Logik ist hier Nebensache

„Ihr müsst auf keine Logik achten“, ruft Grun. Gerade wird eine leidenschaftliche Bett-Szene gedreht. Auf sein Kommando hin nehmen zwei Tänzer ihre Plätze ein: Carlos Osatinsky liegt lässig in einem Bett, umhüllt von weißen Laken. Zur rhythmischen Hintergrundmusik beginnt Mercedes Appugliese sich verführerisch zu bewegen. Sie wirft den Kopf in den Nacken und pendelt dann um das Metallgerüst des Bettes herum – alles, um Carlos zu bezirzen. Appugliese vermixt mehrere Tanzstile und stellt dadurch eine Gefühlsachterbahn dar.

„Painful“ – das ist Grun zufolge die Geschichte einer Vierecksbeziehung. Osatinsky ist der Hahn im Korb, der Mann, um den drei Frauen kreisen. Kmiec spielt die enttäuschte Ex-Freundin, die schon von Heirat geträumt hatte und auf Rache sinnt. Woschnjak ist die aktuelle Lebensgefährtin des Lebemanns, der sich zudem noch mit seiner Geliebten, die von Appugliese getanzt wird, vergnügt. Gesprochen wird ihn dem Film nichts. „Die Bewegungen der Tänzer müssen so ausdrucksstark sein, dass der Zuschauer dennoch klar die Handlung verfolgen kann“, erklärt Grun.

Währenddessen sitzt Jean Marc Toillon in einem anderen Zimmer des Hauses an einem Holztisch und nestelt an seinem Laptop herum. Der Franzose ist ein alter Schulaustausch-Kumpel von Lankes. Beide haben später immer Kontakt gehalten. Nun arbeiten sie auch zusammen. Toillon ist Komponist und Lankes konnte ihn für das Projekt gewinnen.

Das Besondere an Toillons Part ist, dass er die Musik erst nachträglich zu den fertigen Aufnahmen hinzu komponiert. Bei den Dreharbeiten hören die Tänzer lediglich Musik, die von der Geschwindigkeit und der Stimmung den endgültigen Kompositionen ähnelt. Eine Arbeitsweise, die für die Tänzer durchaus problematisch ist, auch aus Gründen des Zeitdrucks war es aber nicht anders zu organisieren.

In Toillons Kopf existiert die Musik aber schon zu großen Teilen.

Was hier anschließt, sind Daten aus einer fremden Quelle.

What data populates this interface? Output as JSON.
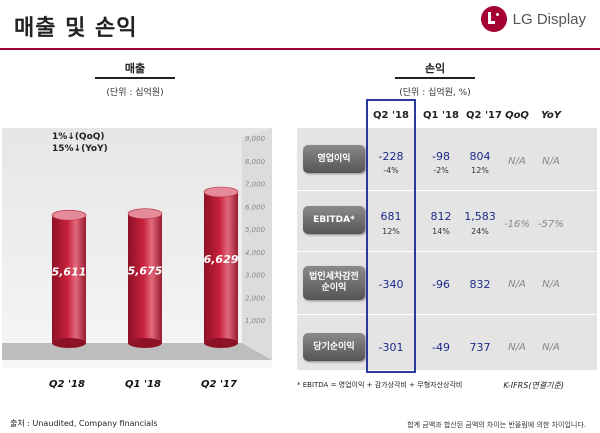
{
  "header": {
    "title": "매출 및 손익",
    "logo_text": "LG Display"
  },
  "sales": {
    "title": "매출",
    "unit": "(단위 : 십억원)",
    "growth_qoq": "1%↓(QoQ)",
    "growth_yoy": "15%↓(YoY)"
  },
  "chart_data": {
    "type": "bar",
    "categories": [
      "Q2 '18",
      "Q1 '18",
      "Q2 '17"
    ],
    "values": [
      5611,
      5675,
      6629
    ],
    "value_labels": [
      "5,611",
      "5,675",
      "6,629"
    ],
    "ylim": [
      0,
      9000
    ],
    "yticks": [
      "1,000",
      "2,000",
      "3,000",
      "4,000",
      "5,000",
      "6,000",
      "7,000",
      "8,000",
      "9,000"
    ],
    "bar_color": "#c8203c"
  },
  "pl": {
    "title": "손익",
    "unit": "(단위 : 십억원, %)",
    "columns": [
      "Q2 '18",
      "Q1 '18",
      "Q2 '17",
      "QoQ",
      "YoY"
    ],
    "rows": [
      {
        "label": "영업이익",
        "values": [
          "-228",
          "-98",
          "804",
          "N/A",
          "N/A"
        ],
        "sub": [
          "-4%",
          "-2%",
          "12%"
        ]
      },
      {
        "label": "EBITDA*",
        "values": [
          "681",
          "812",
          "1,583",
          "-16%",
          "-57%"
        ],
        "sub": [
          "12%",
          "14%",
          "24%"
        ]
      },
      {
        "label_line1": "법인세차감전",
        "label_line2": "순이익",
        "values": [
          "-340",
          "-96",
          "832",
          "N/A",
          "N/A"
        ]
      },
      {
        "label": "당기순이익",
        "values": [
          "-301",
          "-49",
          "737",
          "N/A",
          "N/A"
        ]
      }
    ],
    "footnote": "* EBITDA = 영업이익 + 감가상각비 + 무형자산상각비",
    "standard": "K-IFRS(연결기준)"
  },
  "footer": {
    "source": "출처 : Unaudited, Company financials",
    "disclaimer": "합계 금액과 합산된 금액의 차이는 반올림에 의한 차이입니다."
  },
  "colors": {
    "brand": "#a50034",
    "highlight_box": "#2b3a9a",
    "value_text": "#1e2a8a"
  }
}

Er hat klare Vorstellungen. „Jeden Tänzer verknüpfen wir mit einem besonderen Instrument“, erzählt er. So gebe es einen akustischen Wiedererkennungseffekt. Auf seinem Laptop zeigt er eine der bisher abgedrehten Szenen. Kmiec rollt sich auf einem Bett hin und her, wird dann hektisch, rennt zum Spiegel, schaut sich an – und Toillons Musik wirkt wie ein perfekt gestalteter Sound-Teppich.

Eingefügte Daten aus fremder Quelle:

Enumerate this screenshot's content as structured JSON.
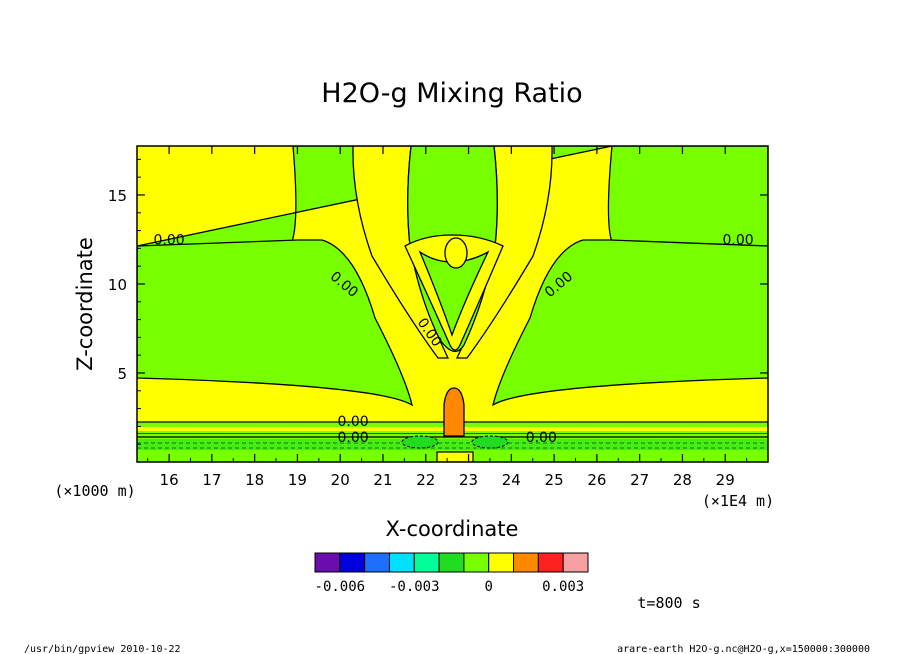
{
  "chart_data": {
    "type": "contour",
    "title": "H2O-g Mixing Ratio",
    "xlabel": "X-coordinate",
    "ylabel": "Z-coordinate",
    "x_unit_label": "(×1E4 m)",
    "y_unit_label": "(×1000 m)",
    "xlim": [
      15.25,
      30.0
    ],
    "ylim": [
      0.0,
      17.75
    ],
    "x_ticks": [
      16,
      17,
      18,
      19,
      20,
      21,
      22,
      23,
      24,
      25,
      26,
      27,
      28,
      29
    ],
    "x_tick_labels": [
      "16",
      "17",
      "18",
      "19",
      "20",
      "21",
      "22",
      "23",
      "24",
      "25",
      "26",
      "27",
      "28",
      "29"
    ],
    "y_ticks": [
      5,
      10,
      15
    ],
    "y_tick_labels": [
      "5",
      "10",
      "15"
    ],
    "contour_labels": [
      {
        "text": "0.00",
        "x": 16.0,
        "y": 12.5,
        "rotation": 0
      },
      {
        "text": "0.00",
        "x": 29.3,
        "y": 12.5,
        "rotation": 0
      },
      {
        "text": "0.00",
        "x": 20.1,
        "y": 10.0,
        "rotation": 40
      },
      {
        "text": "0.00",
        "x": 25.1,
        "y": 10.0,
        "rotation": -40
      },
      {
        "text": "0.00",
        "x": 22.1,
        "y": 7.3,
        "rotation": 55
      },
      {
        "text": "0.00",
        "x": 20.3,
        "y": 2.3,
        "rotation": 0
      },
      {
        "text": "0.00",
        "x": 20.3,
        "y": 1.4,
        "rotation": 0
      },
      {
        "text": "0.00",
        "x": 24.7,
        "y": 1.4,
        "rotation": 0
      }
    ],
    "colorbar": {
      "colors": [
        "#6a0dad",
        "#0000dd",
        "#1f6fff",
        "#00e0ff",
        "#00ff99",
        "#20dd20",
        "#77ff00",
        "#ffff00",
        "#ff8800",
        "#ff2020",
        "#f5a0a0"
      ],
      "tick_labels": [
        "-0.006",
        "-0.003",
        "0",
        "0.003"
      ]
    },
    "time_label": "t=800 s"
  },
  "footer": {
    "left": "/usr/bin/gpview  2010-10-22",
    "right": "arare-earth_H2O-g.nc@H2O-g,x=150000:300000"
  }
}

Auch Hans Krottenthaler von der Alten Mälzerei schaut bei den Filmaufnahmen vorbei. Die Mälzerei unterstützt das Projekt finanziell. „Aber wenn alle, die hier dabei sind, ihre normalen Gagen verlangt hätten, dann wäre das Budget um ein Vielfaches gesprengt worden“, sagt er. Krottenthaler, der seit Jahren ein erklärter Fan von Tanzaufführungen und -filmen ist, freut sich sichtlich darüber, dass sich hier befreundete Künstler zusammen getan haben, „um Neuland zu betreten“, wie er sagt. Schließlich gab es so etwas in der Domstadt noch nie. Bei den Regensburger Tanztagen wird der Film am 15.November im Leeren Beutel Premiere feiern. „Man weiß es nie, wie es beim Publikum ankommen wird, aber ich habe schon ein gutes Gefühl“, sagt Krottenthaler.

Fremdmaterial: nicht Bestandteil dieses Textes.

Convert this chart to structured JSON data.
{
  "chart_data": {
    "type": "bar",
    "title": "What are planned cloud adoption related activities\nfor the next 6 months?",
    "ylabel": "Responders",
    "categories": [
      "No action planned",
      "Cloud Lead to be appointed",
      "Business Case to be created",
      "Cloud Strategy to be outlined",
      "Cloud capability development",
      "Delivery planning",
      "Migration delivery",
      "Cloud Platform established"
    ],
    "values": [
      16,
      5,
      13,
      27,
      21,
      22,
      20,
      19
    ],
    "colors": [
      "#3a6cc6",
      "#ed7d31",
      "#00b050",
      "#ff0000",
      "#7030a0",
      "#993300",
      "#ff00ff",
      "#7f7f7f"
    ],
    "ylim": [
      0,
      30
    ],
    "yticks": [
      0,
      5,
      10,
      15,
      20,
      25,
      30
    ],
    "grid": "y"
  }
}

Ein Frauenheld – zumindest optisch

Mittagszeit, Drehpause. Das gesamte Ensemble trifft sich im Biergarten des Auer-Bräu. Es wird viel gelacht, vor allem Grun ist erleichtert. Alle Szenen, die für den Vormittag geplant waren, sind im Kasten. Nun heißt es erst einmal durchatmen. Auf Englisch und Deutsch wird über Gott und die Welt geredet – aber natürlich auch übers Tanzen. Appugliese erzählt, wie sie sich in ihre Rolle der feurigen Geliebten hineingefunden hat, und Grun erinnert daran, wie Osatinsky für die Rolle des Frauenhelden ausgewählt wurde: „Weil man ihm das optisch eben abnimmt“, sagt er mit einem Lachen. Von der Besetzung ist Grun vollauf überzeugt, dennoch ist der Film bis zum letzten Schnitt „ein Experiment“ für ihn: „Was genau am Ende dabei herauskommt, wie es genau aussehen wird, wissen wir selbst noch nicht.“ Spätestens am 15. November werden es er und die Zuschauer sehen.